Is Watchful Waiting an Appropriate Approach for Basal Cell Carcinoma?
Estimated tumor diameter increase in one year 4.46 mm for those with at least an infiltrative/micronodular component
By Dermsquared Editorial Team | September 08, 2021
Marieke E. C. van Winden, M.D., from the Radboud Institute for Health Sciences in Nijmegen, Netherlands, and colleagues conducted an observational study to examine reasons for WW and document the natural course of BCC in patients who choose WW. Overall, WW was chosen for 280 BCCs in 89 patients (median age, 83 years), with a median follow-up of nine months.

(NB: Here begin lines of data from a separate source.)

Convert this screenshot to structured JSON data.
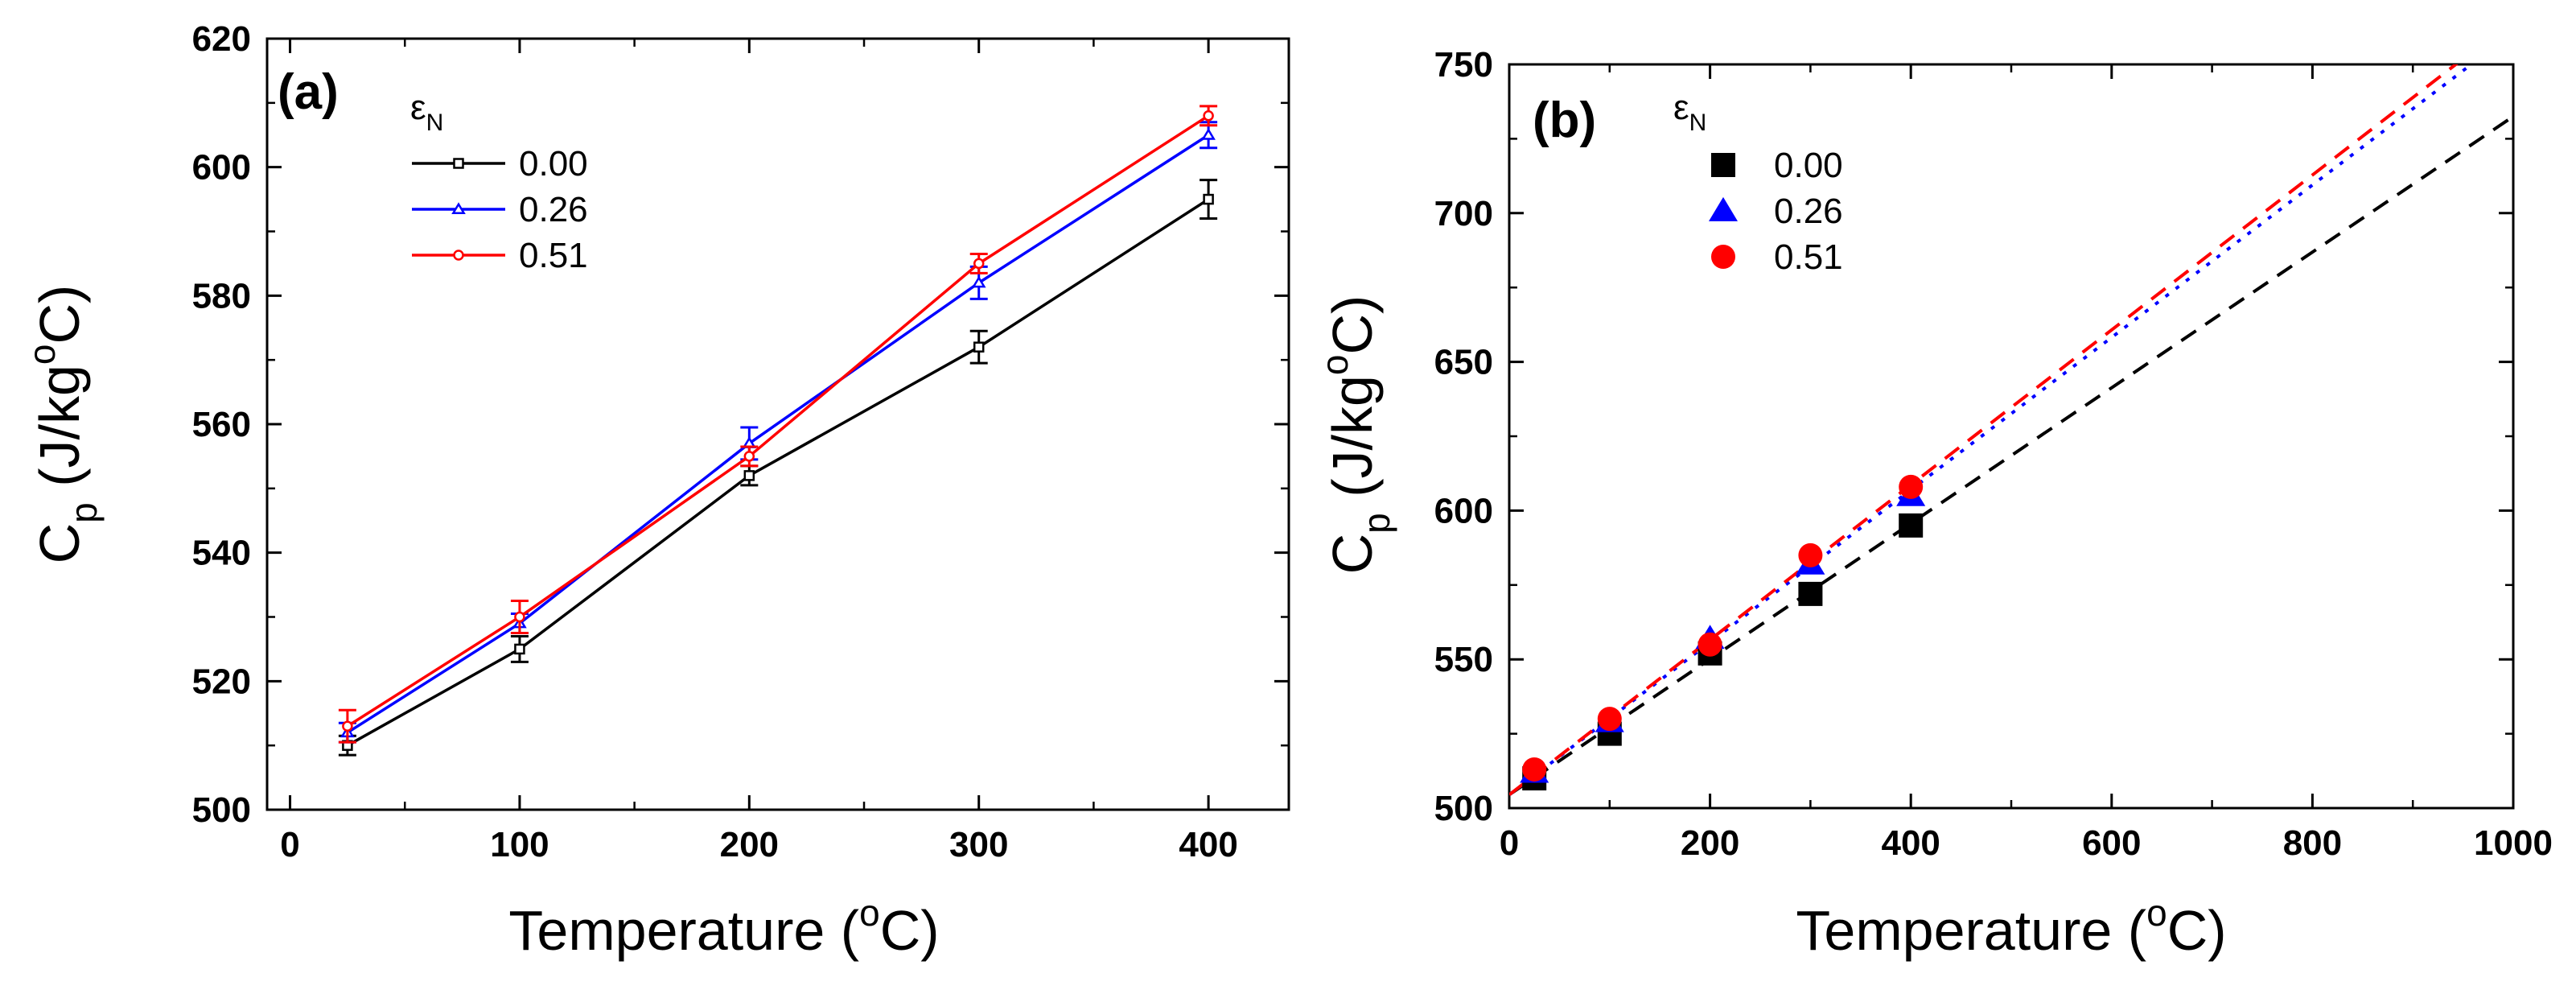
{
  "chart_data": [
    {
      "type": "line",
      "panel_label": "(a)",
      "xlabel": "Temperature (°C)",
      "ylabel": "Cp (J/kg°C)",
      "xlim": [
        -10,
        435
      ],
      "ylim": [
        500,
        620
      ],
      "xticks": [
        0,
        100,
        200,
        300,
        400
      ],
      "yticks": [
        500,
        520,
        540,
        560,
        580,
        600,
        620
      ],
      "legend_title": "εN",
      "legend_position": "top-left",
      "x": [
        25,
        100,
        200,
        300,
        400
      ],
      "series": [
        {
          "name": "0.00",
          "color": "#000000",
          "marker": "square",
          "values": [
            510,
            525,
            552,
            572,
            595
          ],
          "errors": [
            1.5,
            2,
            1.5,
            2.5,
            3
          ]
        },
        {
          "name": "0.26",
          "color": "#0000ff",
          "marker": "triangle",
          "values": [
            512,
            529,
            557,
            582,
            605
          ],
          "errors": [
            1.5,
            1.5,
            2.5,
            2.5,
            2
          ]
        },
        {
          "name": "0.51",
          "color": "#ff0000",
          "marker": "circle",
          "values": [
            513,
            530,
            555,
            585,
            608
          ],
          "errors": [
            2.5,
            2.5,
            1.5,
            1.5,
            1.5
          ]
        }
      ]
    },
    {
      "type": "scatter",
      "panel_label": "(b)",
      "xlabel": "Temperature (°C)",
      "ylabel": "Cp (J/kg°C)",
      "xlim": [
        0,
        1000
      ],
      "ylim": [
        500,
        750
      ],
      "xticks": [
        0,
        200,
        400,
        600,
        800,
        1000
      ],
      "yticks": [
        500,
        550,
        600,
        650,
        700,
        750
      ],
      "legend_title": "εN",
      "legend_position": "top-left",
      "x": [
        25,
        100,
        200,
        300,
        400
      ],
      "series": [
        {
          "name": "0.00",
          "color": "#000000",
          "marker": "square",
          "values": [
            510,
            525,
            552,
            572,
            595
          ],
          "fit": [
            504.5,
            0.228
          ],
          "fit_style": "dashed"
        },
        {
          "name": "0.26",
          "color": "#0000ff",
          "marker": "triangle",
          "values": [
            512,
            529,
            557,
            582,
            605
          ],
          "fit": [
            504.5,
            0.2562
          ],
          "fit_style": "dotted"
        },
        {
          "name": "0.51",
          "color": "#ff0000",
          "marker": "circle",
          "values": [
            513,
            530,
            555,
            585,
            608
          ],
          "fit": [
            504.5,
            0.2604
          ],
          "fit_style": "dashed"
        }
      ]
    }
  ]
}
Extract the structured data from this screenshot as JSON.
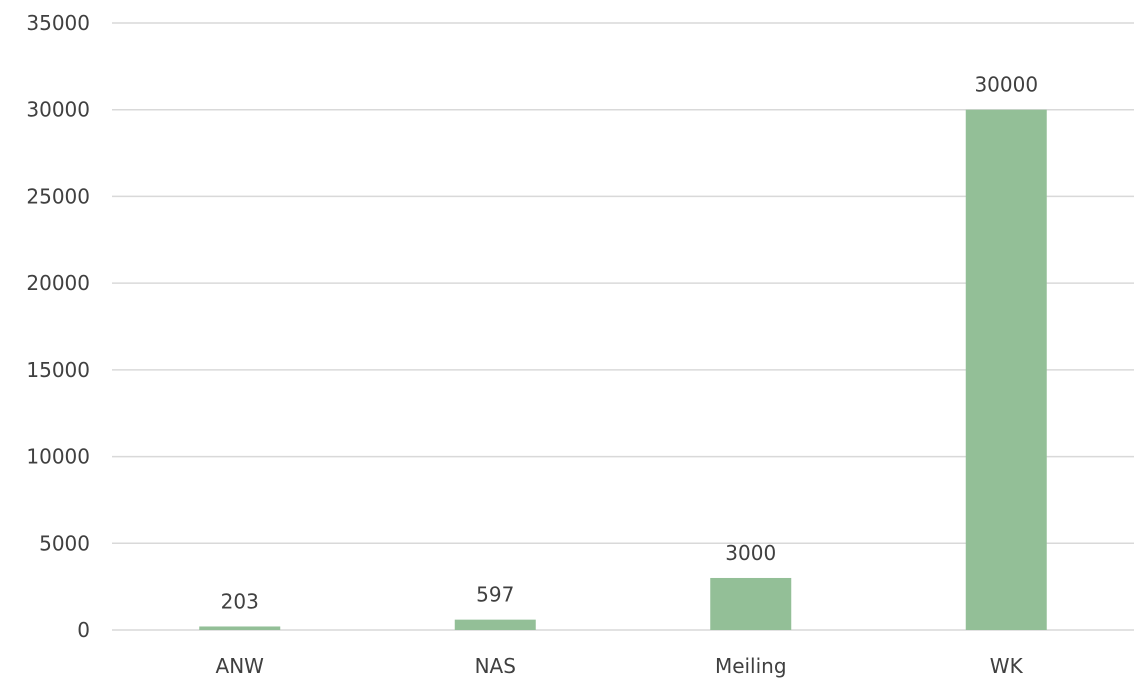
{
  "chart_data": {
    "type": "bar",
    "categories": [
      "ANW",
      "NAS",
      "Meiling",
      "WK"
    ],
    "values": [
      203,
      597,
      3000,
      30000
    ],
    "data_labels": [
      "203",
      "597",
      "3000",
      "30000"
    ],
    "yticks": [
      0,
      5000,
      10000,
      15000,
      20000,
      25000,
      30000,
      35000
    ],
    "ylim": [
      0,
      35000
    ],
    "grid": true,
    "legend": "none",
    "bar_color": "#93bf97"
  }
}
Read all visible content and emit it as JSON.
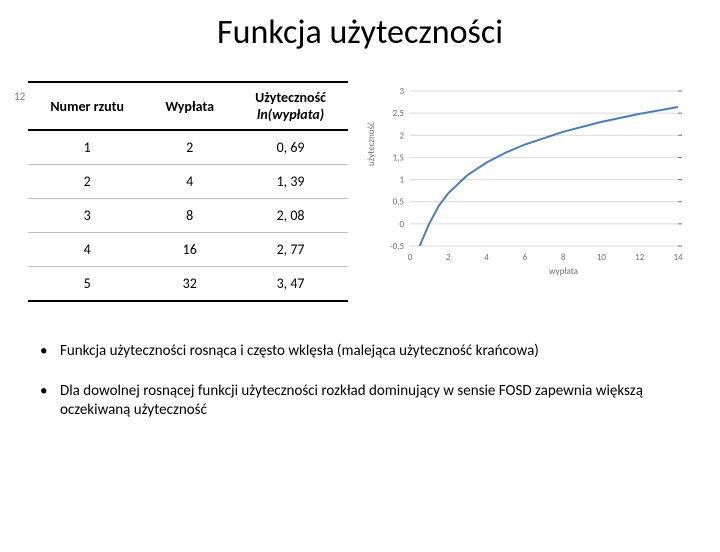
{
  "title": "Funkcja użyteczności",
  "page_number": "12",
  "table": {
    "columns": [
      "Numer\nrzutu",
      "Wypłata",
      "Użyteczność"
    ],
    "col2_sub": "ln(wypłata)",
    "rows": [
      [
        "1",
        "2",
        "0, 69"
      ],
      [
        "2",
        "4",
        "1, 39"
      ],
      [
        "3",
        "8",
        "2, 08"
      ],
      [
        "4",
        "16",
        "2, 77"
      ],
      [
        "5",
        "32",
        "3, 47"
      ]
    ]
  },
  "chart": {
    "type": "line",
    "xlabel": "wypłata",
    "ylabel": "użyteczność",
    "xlim": [
      0,
      14
    ],
    "ylim": [
      -0.5,
      3
    ],
    "xticks": [
      0,
      2,
      4,
      6,
      8,
      10,
      12,
      14
    ],
    "yticks": [
      -0.5,
      0,
      0.5,
      1,
      1.5,
      2,
      2.5,
      3
    ],
    "ytick_labels": [
      "-0,5",
      "0",
      "0,5",
      "1",
      "1,5",
      "2",
      "2,5",
      "3"
    ],
    "line_color": "#4a7ebb",
    "line_width": 2,
    "grid_color": "#d9d9d9",
    "tick_fontsize": 9,
    "tick_color": "#707070",
    "background_color": "#ffffff",
    "data_x": [
      0.5,
      1,
      1.5,
      2,
      3,
      4,
      5,
      6,
      8,
      10,
      12,
      14
    ],
    "data_y": [
      -0.5,
      0,
      0.405,
      0.693,
      1.099,
      1.386,
      1.609,
      1.792,
      2.079,
      2.303,
      2.485,
      2.639
    ]
  },
  "bullets": [
    "Funkcja użyteczności rosnąca i często wklęsła  (malejąca użyteczność krańcowa)",
    "Dla dowolnej rosnącej funkcji użyteczności rozkład dominujący w sensie FOSD zapewnia większą oczekiwaną użyteczność"
  ]
}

The researchers found that in 83 percent of patients, patient-related factors or preferences were reasons to initiate WW, followed by tumor-related factors in 55 percent. For 35 and 46 percent of the patients, respectively, treatment-related and circumstantial reasons were important. Overall, 47 percent of tumors increased in size. There was a correlation observed for tumor growth with BCC subtype (odds ratio, 3.5) but not with initial tumor size and location. The estimated tumor diameter increase in one year was 4.46 and 1.06 mm for BCCs containing at least an infiltrative/micronodular component and for the remaining BCCs (only nodular/superficial component/clinical diagnosis), respectively. Tumor burden or potential tumor burden, resolved reasons for WW, and reevaluation of patient-related factors were the most common reasons for initiating treatment.
"Patient preferences, treatment goals, and the option for proceeding with a WW approach should be discussed as part of personalized shared decision making," the authors write.
Two authors disclosed financial ties to the biopharmaceutical industry.